As a demonstration, a special style has been set up to incorporate all of the above markups plus a few additional gimmicks. While its safe use cannot be guaranteed for every project, some GutCutter users apply it routinely to all of their projects, with no complaints so far. The additional markups include:

  • /d ... d/ around drama that is not set as verse. Separate each speaker's bit of dialogue by a blank line. In each speech, the first line of each speech will remain unindented, while all subsequent lines will be indented two spaces. (For drama set as verse, use /* ... */ tags around it, and format each line as you would like it to appear.)
  • ## before every reference to a page number that you would like to become a link to that page. For example, "See p. ##123" and "See p. ##123-134" (which will link to the first page of the range). Also useful for Indices.

To see a demonstration of these features, run GutCutter on the file FMDemo.txt to produce an HTML version using the Full Monty style.

Tips for best results

GutCutter operates on only a single line of text at a time. Thus, Illustration captions and Footnotes that run on for several lines will be only incompletely handled.
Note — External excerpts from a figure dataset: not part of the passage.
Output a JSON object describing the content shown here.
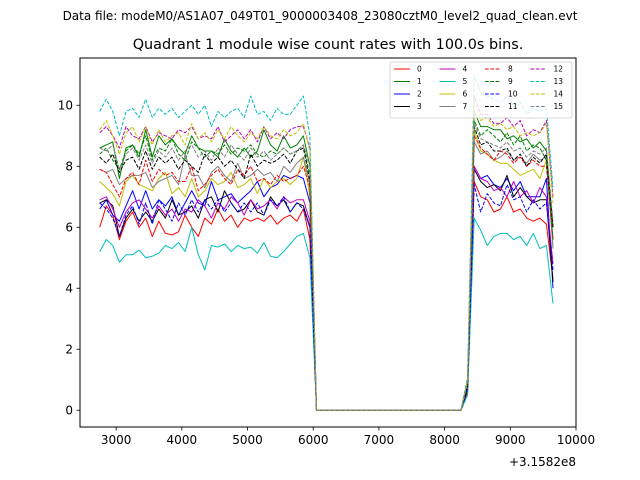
{
  "figure": {
    "suptitle": "Data file: modeM0/AS1A07_049T01_9000003408_23080cztM0_level2_quad_clean.evt"
  },
  "chart_data": {
    "type": "line",
    "title": "Quadrant 1 module wise count rates with 100.0s bins.",
    "xlabel": "",
    "ylabel": "",
    "offset_label": "+3.1582e8",
    "xlim": [
      2450,
      10000
    ],
    "ylim": [
      -0.55,
      11.55
    ],
    "xticks": [
      3000,
      4000,
      5000,
      6000,
      7000,
      8000,
      9000,
      10000
    ],
    "yticks": [
      0,
      2,
      4,
      6,
      8,
      10
    ],
    "grid": false,
    "legend_position": "top-right",
    "legend_columns": 4,
    "x": [
      2750,
      2850,
      2950,
      3050,
      3150,
      3250,
      3350,
      3450,
      3550,
      3650,
      3750,
      3850,
      3950,
      4050,
      4150,
      4250,
      4350,
      4450,
      4550,
      4650,
      4750,
      4850,
      4950,
      5050,
      5150,
      5250,
      5350,
      5450,
      5550,
      5650,
      5750,
      5850,
      5950,
      6050,
      8250,
      8350,
      8450,
      8550,
      8650,
      8750,
      8850,
      8950,
      9050,
      9150,
      9250,
      9350,
      9450,
      9550,
      9650
    ],
    "series": [
      {
        "name": "0",
        "color": "#ff0000",
        "dash": "solid",
        "values": [
          6.0,
          6.7,
          6.4,
          5.6,
          6.2,
          6.5,
          6.0,
          6.3,
          5.7,
          6.2,
          5.8,
          5.75,
          5.85,
          6.4,
          6.0,
          5.7,
          6.3,
          6.1,
          6.6,
          6.2,
          6.4,
          6.0,
          6.3,
          6.2,
          6.3,
          6.2,
          6.4,
          6.1,
          6.3,
          6.4,
          6.2,
          6.6,
          5.6,
          0,
          0,
          0.6,
          7.5,
          7.0,
          6.9,
          6.5,
          6.6,
          7.0,
          6.5,
          6.6,
          6.3,
          6.2,
          6.3,
          6.1,
          4.3
        ]
      },
      {
        "name": "1",
        "color": "#008000",
        "dash": "solid",
        "values": [
          8.6,
          8.7,
          8.8,
          7.6,
          8.6,
          8.7,
          8.3,
          9.2,
          8.3,
          9.0,
          8.7,
          8.9,
          8.6,
          8.4,
          9.0,
          8.6,
          8.5,
          8.5,
          8.3,
          8.9,
          8.5,
          8.3,
          8.6,
          8.3,
          8.5,
          9.2,
          8.7,
          8.5,
          9.0,
          8.6,
          8.7,
          9.0,
          8.0,
          0,
          0,
          0.9,
          9.8,
          9.3,
          9.3,
          9.2,
          9.2,
          8.9,
          9.0,
          8.8,
          8.9,
          8.6,
          8.8,
          8.5,
          6.0
        ]
      },
      {
        "name": "2",
        "color": "#0000ff",
        "dash": "solid",
        "values": [
          6.6,
          6.9,
          6.4,
          6.2,
          6.7,
          7.2,
          6.6,
          7.2,
          6.6,
          6.9,
          6.7,
          7.0,
          6.4,
          6.8,
          7.2,
          6.8,
          6.7,
          7.5,
          6.9,
          7.0,
          7.1,
          6.8,
          7.0,
          7.2,
          7.5,
          7.0,
          7.3,
          7.4,
          7.7,
          7.6,
          7.7,
          7.6,
          6.8,
          0,
          0,
          0.7,
          8.0,
          7.6,
          7.7,
          7.4,
          7.3,
          7.6,
          7.2,
          7.5,
          7.0,
          7.0,
          7.0,
          7.6,
          4.0
        ]
      },
      {
        "name": "3",
        "color": "#000000",
        "dash": "solid",
        "values": [
          6.8,
          6.9,
          6.7,
          5.7,
          6.3,
          6.6,
          6.2,
          6.5,
          6.2,
          6.6,
          6.3,
          6.9,
          6.4,
          6.5,
          6.7,
          6.3,
          6.9,
          7.0,
          6.5,
          7.2,
          6.8,
          6.5,
          6.6,
          6.9,
          6.5,
          6.4,
          7.0,
          6.7,
          6.9,
          6.5,
          6.8,
          6.7,
          6.0,
          0,
          0,
          0.7,
          7.9,
          7.5,
          7.3,
          7.4,
          7.2,
          7.7,
          7.0,
          7.3,
          7.0,
          6.8,
          6.9,
          6.9,
          4.2
        ]
      },
      {
        "name": "4",
        "color": "#bf00bf",
        "dash": "solid",
        "values": [
          6.9,
          7.0,
          6.6,
          6.0,
          6.5,
          6.8,
          6.9,
          6.6,
          6.3,
          6.7,
          6.4,
          6.6,
          6.2,
          6.6,
          6.5,
          6.9,
          6.7,
          6.3,
          6.8,
          6.6,
          7.0,
          6.8,
          6.4,
          6.9,
          6.6,
          6.7,
          6.9,
          6.6,
          7.0,
          6.8,
          6.9,
          6.9,
          6.2,
          0,
          0,
          0.8,
          8.0,
          7.6,
          7.5,
          7.2,
          7.3,
          7.0,
          7.5,
          7.0,
          7.2,
          6.8,
          7.3,
          7.0,
          4.8
        ]
      },
      {
        "name": "5",
        "color": "#00bfbf",
        "dash": "solid",
        "values": [
          5.2,
          5.6,
          5.4,
          4.85,
          5.1,
          5.1,
          5.25,
          5.0,
          5.05,
          5.15,
          5.4,
          5.3,
          5.5,
          5.2,
          6.0,
          5.1,
          4.6,
          5.4,
          5.35,
          5.45,
          5.2,
          5.4,
          5.3,
          5.35,
          5.15,
          5.5,
          5.05,
          5.0,
          5.2,
          5.45,
          5.7,
          5.8,
          5.0,
          0,
          0,
          0.5,
          6.3,
          5.9,
          5.4,
          5.7,
          5.8,
          5.8,
          5.6,
          5.7,
          5.4,
          5.8,
          5.3,
          5.4,
          3.5
        ]
      },
      {
        "name": "6",
        "color": "#bfbf00",
        "dash": "solid",
        "values": [
          7.5,
          7.3,
          7.1,
          6.7,
          7.5,
          7.7,
          7.4,
          7.3,
          7.2,
          7.6,
          7.8,
          7.1,
          7.3,
          7.0,
          7.6,
          7.0,
          7.2,
          7.6,
          7.4,
          7.5,
          7.8,
          7.3,
          7.4,
          7.6,
          7.1,
          7.6,
          7.3,
          7.5,
          7.6,
          7.4,
          7.6,
          8.3,
          7.0,
          0,
          0,
          0.8,
          9.2,
          8.5,
          8.4,
          8.2,
          8.1,
          8.1,
          7.9,
          7.7,
          7.8,
          7.9,
          7.6,
          8.2,
          5.4
        ]
      },
      {
        "name": "7",
        "color": "#808080",
        "dash": "solid",
        "values": [
          7.9,
          7.8,
          7.9,
          7.4,
          7.6,
          7.7,
          7.7,
          7.8,
          7.3,
          7.5,
          7.6,
          7.7,
          7.4,
          8.4,
          7.7,
          7.7,
          7.3,
          7.8,
          8.0,
          7.7,
          7.5,
          8.1,
          7.6,
          7.7,
          7.9,
          7.7,
          7.8,
          7.5,
          8.0,
          7.8,
          8.1,
          8.3,
          7.4,
          0,
          0,
          0.8,
          8.8,
          8.4,
          8.5,
          8.2,
          8.3,
          8.5,
          8.2,
          8.3,
          8.1,
          8.4,
          8.2,
          8.3,
          5.3
        ]
      },
      {
        "name": "8",
        "color": "#ff0000",
        "dash": "dashed",
        "values": [
          7.9,
          7.8,
          7.4,
          7.0,
          7.6,
          7.8,
          7.4,
          8.2,
          7.5,
          7.9,
          7.7,
          7.8,
          7.5,
          7.5,
          8.0,
          7.2,
          7.4,
          7.7,
          7.9,
          7.6,
          7.4,
          7.9,
          7.7,
          8.0,
          7.5,
          7.6,
          7.4,
          7.7,
          7.5,
          7.6,
          7.7,
          8.0,
          7.3,
          0,
          0,
          0.8,
          9.0,
          8.6,
          8.4,
          8.2,
          8.5,
          8.4,
          8.1,
          8.3,
          8.0,
          8.2,
          8.0,
          8.0,
          5.6
        ]
      },
      {
        "name": "9",
        "color": "#008000",
        "dash": "dashed",
        "values": [
          8.4,
          8.6,
          8.2,
          7.9,
          8.5,
          8.7,
          8.4,
          9.0,
          8.2,
          8.6,
          8.5,
          8.9,
          8.4,
          8.2,
          8.8,
          8.6,
          8.3,
          8.5,
          8.4,
          8.7,
          8.4,
          8.6,
          8.5,
          8.7,
          8.4,
          8.3,
          8.5,
          8.4,
          8.6,
          8.4,
          8.5,
          8.7,
          7.7,
          0,
          0,
          0.9,
          9.5,
          9.0,
          9.2,
          9.0,
          8.8,
          9.1,
          8.7,
          9.0,
          8.5,
          8.7,
          8.6,
          8.2,
          5.6
        ]
      },
      {
        "name": "10",
        "color": "#0000ff",
        "dash": "dashed",
        "values": [
          6.8,
          6.6,
          6.3,
          5.7,
          6.4,
          6.7,
          6.1,
          6.8,
          6.1,
          6.9,
          6.6,
          6.2,
          6.8,
          6.4,
          6.9,
          6.5,
          6.9,
          6.6,
          6.9,
          6.5,
          6.8,
          6.5,
          6.8,
          6.5,
          6.8,
          6.4,
          6.9,
          6.7,
          7.0,
          6.5,
          6.8,
          6.6,
          6.0,
          0,
          0,
          0.7,
          7.4,
          6.5,
          7.1,
          6.8,
          6.7,
          7.4,
          6.9,
          7.0,
          6.5,
          6.9,
          6.6,
          6.8,
          4.6
        ]
      },
      {
        "name": "11",
        "color": "#000000",
        "dash": "dashed",
        "values": [
          8.3,
          8.1,
          8.4,
          7.8,
          8.2,
          8.3,
          7.9,
          8.5,
          7.9,
          8.3,
          8.1,
          8.3,
          7.9,
          8.2,
          8.0,
          7.8,
          8.4,
          8.1,
          8.3,
          8.0,
          8.2,
          7.9,
          7.6,
          8.4,
          8.0,
          8.2,
          8.1,
          8.2,
          8.4,
          8.1,
          8.5,
          8.6,
          7.5,
          0,
          0,
          0.8,
          9.3,
          8.7,
          8.8,
          8.5,
          8.5,
          8.6,
          8.2,
          8.4,
          8.0,
          8.3,
          8.1,
          8.4,
          6.0
        ]
      },
      {
        "name": "12",
        "color": "#bf00bf",
        "dash": "dashed",
        "values": [
          9.1,
          9.3,
          9.0,
          8.6,
          9.3,
          9.0,
          8.9,
          9.3,
          8.8,
          9.1,
          9.0,
          8.9,
          9.2,
          9.1,
          9.3,
          8.9,
          9.0,
          8.9,
          9.3,
          8.8,
          9.0,
          9.2,
          8.9,
          9.2,
          8.8,
          9.3,
          8.9,
          9.1,
          8.9,
          9.2,
          9.3,
          9.3,
          8.6,
          0,
          0,
          1.0,
          10.3,
          9.7,
          9.7,
          9.4,
          9.4,
          9.6,
          9.3,
          9.5,
          9.0,
          9.2,
          9.1,
          9.5,
          7.0
        ]
      },
      {
        "name": "13",
        "color": "#00bfbf",
        "dash": "dashed",
        "values": [
          9.8,
          10.2,
          9.8,
          9.0,
          9.8,
          9.9,
          9.6,
          10.2,
          9.6,
          9.9,
          9.7,
          9.9,
          9.6,
          9.8,
          10.0,
          9.7,
          10.0,
          9.3,
          9.8,
          9.6,
          9.8,
          9.9,
          9.6,
          10.3,
          9.7,
          9.8,
          9.5,
          9.9,
          9.7,
          9.7,
          10.0,
          10.3,
          9.0,
          0,
          0,
          1.1,
          11.0,
          10.4,
          10.3,
          10.2,
          10.1,
          10.3,
          10.0,
          10.1,
          9.7,
          9.9,
          9.8,
          9.9,
          7.3
        ]
      },
      {
        "name": "14",
        "color": "#bfbf00",
        "dash": "dashed",
        "values": [
          9.2,
          9.5,
          9.0,
          8.4,
          9.1,
          9.3,
          8.8,
          9.3,
          8.7,
          9.2,
          8.8,
          9.0,
          9.1,
          8.7,
          9.4,
          8.9,
          9.1,
          8.8,
          9.2,
          8.9,
          9.3,
          9.0,
          8.8,
          9.1,
          8.9,
          9.3,
          9.0,
          8.9,
          9.2,
          9.0,
          9.1,
          9.4,
          8.5,
          0,
          0,
          1.0,
          10.1,
          9.5,
          9.6,
          9.3,
          9.4,
          9.2,
          9.3,
          9.0,
          9.1,
          9.0,
          9.1,
          9.4,
          6.8
        ]
      },
      {
        "name": "15",
        "color": "#808080",
        "dash": "dashed",
        "values": [
          8.6,
          8.5,
          8.7,
          7.9,
          8.4,
          8.6,
          8.2,
          8.7,
          8.1,
          8.5,
          8.3,
          8.6,
          8.2,
          8.5,
          8.7,
          8.3,
          8.5,
          8.2,
          8.6,
          8.3,
          8.7,
          8.4,
          8.2,
          8.6,
          8.3,
          8.5,
          8.2,
          8.4,
          8.6,
          8.4,
          8.5,
          8.7,
          8.0,
          0,
          0,
          0.9,
          9.4,
          8.9,
          8.8,
          8.7,
          8.6,
          8.8,
          8.5,
          8.6,
          8.3,
          8.5,
          8.4,
          8.6,
          6.2
        ]
      }
    ]
  }
}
If it is convenient, try to edit these beforehand to fit on a single line, in which case GutCutter will be able to render the complete HTML markup.
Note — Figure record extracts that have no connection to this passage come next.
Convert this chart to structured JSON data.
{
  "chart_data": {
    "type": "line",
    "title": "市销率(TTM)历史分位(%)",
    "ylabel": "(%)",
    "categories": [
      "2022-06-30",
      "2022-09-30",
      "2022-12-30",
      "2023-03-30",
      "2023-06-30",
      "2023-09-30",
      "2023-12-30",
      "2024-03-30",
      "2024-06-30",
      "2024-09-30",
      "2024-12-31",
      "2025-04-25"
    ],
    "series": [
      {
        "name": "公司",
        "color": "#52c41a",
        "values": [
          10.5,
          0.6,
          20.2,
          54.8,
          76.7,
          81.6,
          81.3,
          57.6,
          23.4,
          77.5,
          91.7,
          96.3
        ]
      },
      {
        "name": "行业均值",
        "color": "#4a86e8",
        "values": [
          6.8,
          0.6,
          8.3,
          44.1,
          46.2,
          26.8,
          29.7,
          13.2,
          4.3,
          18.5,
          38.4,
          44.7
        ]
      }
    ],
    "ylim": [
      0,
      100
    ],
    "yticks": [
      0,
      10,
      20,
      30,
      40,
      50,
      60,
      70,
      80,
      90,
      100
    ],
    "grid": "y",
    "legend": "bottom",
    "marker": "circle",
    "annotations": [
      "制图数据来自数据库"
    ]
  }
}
Using GutCutter to highlight errors

GutCutter-created HTML document highlighting suspected errors

One of GutCutter's Styles is set up to prepare an HTML document that highlights many types of suspected errors in a text file, including:

To use this function:

  1. Open the GutCutter application
  2. Select your input text file
  3. Select the Style named "Show Errors (HTML only)".
  4. Click the "Modify Text" button. Be patient—this may take several minutes, as GutCutter is checking for over a thousand kinds of errors, as well as formatting the text into HTML according to whatever markup tags the text file has in place.
  5. Close GutCutter
  6. Open the output file GCout.htm in an HTML browser, such as Internet Explorer, Netscape Navigator, or Firefox. Hovering the cursor over any highlighted bit of text will usually (Firefox being an exception) indicate the reason why it is suspedted of being an error (e.g., "be for he", "rn/m confusion", "Stealth scanno").
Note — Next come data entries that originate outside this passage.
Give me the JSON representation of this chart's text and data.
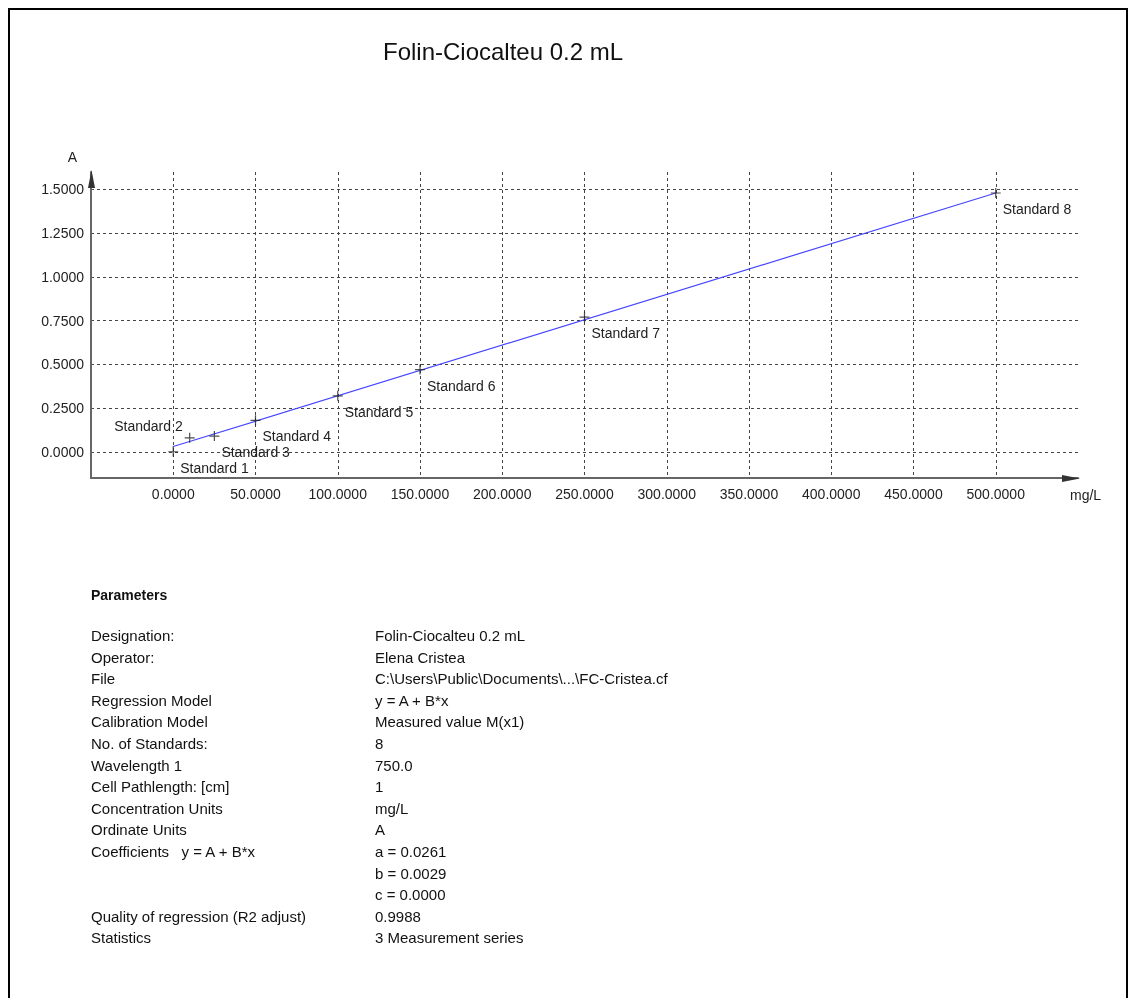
{
  "chart_data": {
    "type": "scatter",
    "title": "Folin-Ciocalteu 0.2 mL",
    "xlabel": "mg/L",
    "ylabel": "A",
    "x": [
      0,
      10,
      25,
      50,
      100,
      150,
      250,
      500
    ],
    "series": [
      {
        "color": "#222222",
        "marker": "cross",
        "values": [
          0.0,
          0.08,
          0.09,
          0.18,
          0.32,
          0.47,
          0.77,
          1.48
        ]
      },
      {
        "type": "line",
        "x": [
          0,
          500
        ],
        "color": "#4646ff",
        "marker": "none",
        "line_style": "solid",
        "values": [
          0.03,
          1.48
        ]
      }
    ],
    "xlim": [
      -50,
      550
    ],
    "ylim": [
      -0.15,
      1.6
    ],
    "xticks": [
      {
        "value": 0,
        "label": "0.0000"
      },
      {
        "value": 50,
        "label": "50.0000"
      },
      {
        "value": 100,
        "label": "100.0000"
      },
      {
        "value": 150,
        "label": "150.0000"
      },
      {
        "value": 200,
        "label": "200.0000"
      },
      {
        "value": 250,
        "label": "250.0000"
      },
      {
        "value": 300,
        "label": "300.0000"
      },
      {
        "value": 350,
        "label": "350.0000"
      },
      {
        "value": 400,
        "label": "400.0000"
      },
      {
        "value": 450,
        "label": "450.0000"
      },
      {
        "value": 500,
        "label": "500.0000"
      }
    ],
    "yticks": [
      {
        "value": 0,
        "label": "0.0000"
      },
      {
        "value": 0.25,
        "label": "0.2500"
      },
      {
        "value": 0.5,
        "label": "0.5000"
      },
      {
        "value": 0.75,
        "label": "0.7500"
      },
      {
        "value": 1,
        "label": "1.0000"
      },
      {
        "value": 1.25,
        "label": "1.2500"
      },
      {
        "value": 1.5,
        "label": "1.5000"
      }
    ],
    "grid": true,
    "annotations": [
      {
        "text": "Standard 1",
        "x": 0,
        "y": 0.0
      },
      {
        "text": "Standard 2",
        "x": 10,
        "y": 0.08
      },
      {
        "text": "Standard 3",
        "x": 25,
        "y": 0.09
      },
      {
        "text": "Standard 4",
        "x": 50,
        "y": 0.18
      },
      {
        "text": "Standard 5",
        "x": 100,
        "y": 0.32
      },
      {
        "text": "Standard 6",
        "x": 150,
        "y": 0.47
      },
      {
        "text": "Standard 7",
        "x": 250,
        "y": 0.77
      },
      {
        "text": "Standard 8",
        "x": 500,
        "y": 1.48
      },
      "Parameters",
      "Designation:",
      "Folin-Ciocalteu 0.2 mL",
      "Operator:",
      "Elena Cristea",
      "File",
      "C:\\Users\\Public\\Documents\\...\\FC-Cristea.cf",
      "Regression Model",
      "y = A + B*x",
      "Calibration Model",
      "Measured value M(x1)",
      "No. of Standards:",
      "8",
      "Wavelength 1",
      "750.0",
      "Cell Pathlength: [cm]",
      "1",
      "Concentration Units",
      "mg/L",
      "Ordinate Units",
      "A",
      "Coefficients   y = A + B*x",
      "a = 0.0261\nb = 0.0029\nc = 0.0000",
      "Quality of regression (R2 adjust)",
      "0.9988",
      "Statistics",
      "3 Measurement series"
    ]
  }
}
The errors highlighted are those that would be found by GutAxe, another of the GutWrench suite of tools. The advantage of GutCutter is that the highlighted HTML document can be visually scanned very quickly for actual errors. Thus GutCutter is an optional replacement for GutAxe, the use of which has become somewhat tedious with the great increase in text quality since the changeover to four rounds of proofreading and formatting. Like GutAxe, this use of GutCutter is useful in Post-Processing Verification.

Note: The HTML file generated by this error-highlighting function is to be used for error-checking only. Do not submit it to DP for Post-Processing Verification or upload it to Project Gutenberg.